Entretien avec Monique Murga, membre de FAL Toulouse, et qui a participé avec la délégation française au 6ème Congrès du Mouvement des Sans Terre à Brasilia en février dernier.
FAL MAG : Le MST fête cette année ses 30 ans d’existence, en même temps qu’il tient son 6ème congrès. Comment peut-on résumer leurs résultats ?
Monique Murga : Depuis 30 ans, le Mouvement des Sans Terre a eu comme objectif principal un mot d’ordre simple, issu des luttes paysannes historiques : « La terre à ceux qui la travaillent ».
Dans ce contexte, l’adversaire était le latifundio, qui depuis des siècles accapare la terre, tout en la gardant en partie improductive.
Face à l’immense misère paysanne qui allait grossir les favelas, aggravée par la dictature, les occupations de terres se sont multipliées. Il s’agissait, en occupant les terres non cultivées, d’obtenir leur expropriation par l’État et leur attribution au titre de la Réforme Agraire.
Dans un contexte de luttes souvent très violentes, le MST a ainsi conquis l’attribution de terres à 350 000 familles, dans ce qu’on appelle les « assentamentos», communautés sociales et productives de réforme agraire. Il reste aujourd’hui 190 000 familles qui occupent des terres dans des « campamentos».
En plus de ces résultats, les travailleurs ruraux du MST ont conquis l’éducation et la dignité, dans un Mouvement reconnu dans le monde entier pour la qualité de son action.
FAL MAG : Les attributions de terres se sont beaucoup ralenties ces dernières années, particulièrement sous les gouvernements Lula et Dilma Rousseff. Comment expliquer cela ?
C’est vrai que malgré les besoins, il n’y a que très peu de terres attribuées maintenant chaque année.
C’est une contradiction dont il faut chercher les causes dans une analyse stratégique globale. Depuis une quinzaine d’années, les conditions de l’agriculture brésilienne ont profondément changé. Le pays a souffert d’une invasion capitaliste de capitaux nationaux et internationaux. L’agriculture a été réorganisée selon les intérêts du grand capital et des multinationales. Le Brésil est redevenu un pays exportateur de matières premières.
Cette agriculture, l’agrobusiness, consacre 85% des terres qu’elle cultive à 5 produits d’exportation ou d’usage industriel comme l’éthanol : le soja, la canne à sucre, l’eucalyptus, la viande et le maïs. En comparaison, l’agriculture familiale cultive 197 types différents de produits agricoles.
L’investissement du capital a changé les manières de produire : maintenant, c’est la monoculture, la destruction de la diversité et de la forêt, l’utilisation intensive des pesticides, l’expulsion de la main d’oeuvre, l’accaparement des terres.
Ce modèle d’agriculture est privilégié depuis plus de 10 ans.

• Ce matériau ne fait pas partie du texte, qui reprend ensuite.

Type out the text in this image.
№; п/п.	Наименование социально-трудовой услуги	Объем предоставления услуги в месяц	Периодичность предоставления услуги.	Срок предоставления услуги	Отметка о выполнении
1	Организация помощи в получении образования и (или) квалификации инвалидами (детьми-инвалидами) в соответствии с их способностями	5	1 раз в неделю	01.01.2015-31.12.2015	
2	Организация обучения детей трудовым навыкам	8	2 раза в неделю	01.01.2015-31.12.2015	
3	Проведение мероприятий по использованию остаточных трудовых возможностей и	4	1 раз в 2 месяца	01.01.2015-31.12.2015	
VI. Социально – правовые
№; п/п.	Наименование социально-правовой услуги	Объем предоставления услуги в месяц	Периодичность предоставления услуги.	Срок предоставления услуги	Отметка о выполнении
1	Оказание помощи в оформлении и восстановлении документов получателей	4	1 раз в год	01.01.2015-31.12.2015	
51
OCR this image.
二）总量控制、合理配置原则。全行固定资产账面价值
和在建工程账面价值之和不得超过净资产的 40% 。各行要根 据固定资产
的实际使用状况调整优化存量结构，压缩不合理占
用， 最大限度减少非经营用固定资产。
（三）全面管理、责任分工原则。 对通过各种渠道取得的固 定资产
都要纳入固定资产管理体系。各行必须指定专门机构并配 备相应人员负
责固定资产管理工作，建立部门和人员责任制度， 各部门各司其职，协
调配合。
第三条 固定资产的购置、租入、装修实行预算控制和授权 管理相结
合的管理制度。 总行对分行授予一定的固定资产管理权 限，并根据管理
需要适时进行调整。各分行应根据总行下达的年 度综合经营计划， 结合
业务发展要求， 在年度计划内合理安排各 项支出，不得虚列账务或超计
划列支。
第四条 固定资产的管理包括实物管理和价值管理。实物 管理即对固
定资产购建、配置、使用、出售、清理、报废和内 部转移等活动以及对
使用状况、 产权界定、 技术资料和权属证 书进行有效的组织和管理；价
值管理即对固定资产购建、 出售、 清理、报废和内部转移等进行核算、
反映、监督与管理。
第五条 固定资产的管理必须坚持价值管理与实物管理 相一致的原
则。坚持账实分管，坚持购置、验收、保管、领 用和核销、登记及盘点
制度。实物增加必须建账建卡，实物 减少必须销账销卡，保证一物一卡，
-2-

Même des latifundios sont vendus aux multinationales.
Autant auprès du pouvoir politique que dans les médias et dans l’opinion publique, s’est répandue l’idée que cette agriculture productiviste d’agrobusiness allait résoudre les problèmes de production, et qu’il n’y avait plus besoin de réforme agraire.
C’est pourquoi pendant cette période, les attributions de terres aux paysans sans terre se sont considérablement réduites.
Les gouvernements Lula et Dilma se sont intéressés à appuyer le développement des « assentamentos » (aide au crédit, attribution de marchés pour les cantines scolaires…), mais ils ne veulent plus octroyer de terres aux paysans sans terre.
Par contre, ils ont donné massivement des concessions aux multinationales pour l’élevage et les grandes cultures d’exportation.
FAL MAG : Cette situation affaiblit le MST, en donnant à penser que ses revendications sont passéistes face à un projet d’agriculture « moderne ». Comment réagit le Mouvement face à ces progrès de l’agrobusiness ?
Dans le cadre de la préparation du Congrès, toutes les instances du Mouvement ont analysé la situation. Le document qui résulte de ce travail établit que le latifundio n’est plus le premier adversaire et que la réforme agraire classique uniquement par attribution de terres n’était plus non plus l’objectif principal, car ne répondant plus à la situation actuelle.
Maintenant, il faut aller plus loin : le MST a approuvé le projet de Réforme agraire populaire. Il s’agit d’un projet global de société qui veut supplanter le projet capitaliste. Cela commence par une autre répartition de la propriété foncière, mais il y a d’autres piliers à ce projet. Il ne s’agit plus prioritairement de prendre la terre improductive pour la donner aux Sans Terre, puisque ceux qui accaparent maintenant la terre la cultivent.
D’où le mot d’ordre du Congrès : Lutter ! Construire la Réforme Agraire Populaire !
Il s’agit bien sûr de répartir la terre, mais aussi d’atteindre d’autres objectifs plus larges : alimenter la population et contribuer à la souveraineté alimentaire ; produire des aliments sains, sans pesticides (le Brésil est le plus gros consommateur au monde de pesticides par habitant) ; développer l’agro-écologie et défendre les semences paysannes.
Dans ce contexte, l’adversaire principal, ce sont les multinationales de l’agrobusiness qui pillent et épuisent les terres, les matières premières, empoisonnent les cultures et les hommes, suppriment les emplois ruraux.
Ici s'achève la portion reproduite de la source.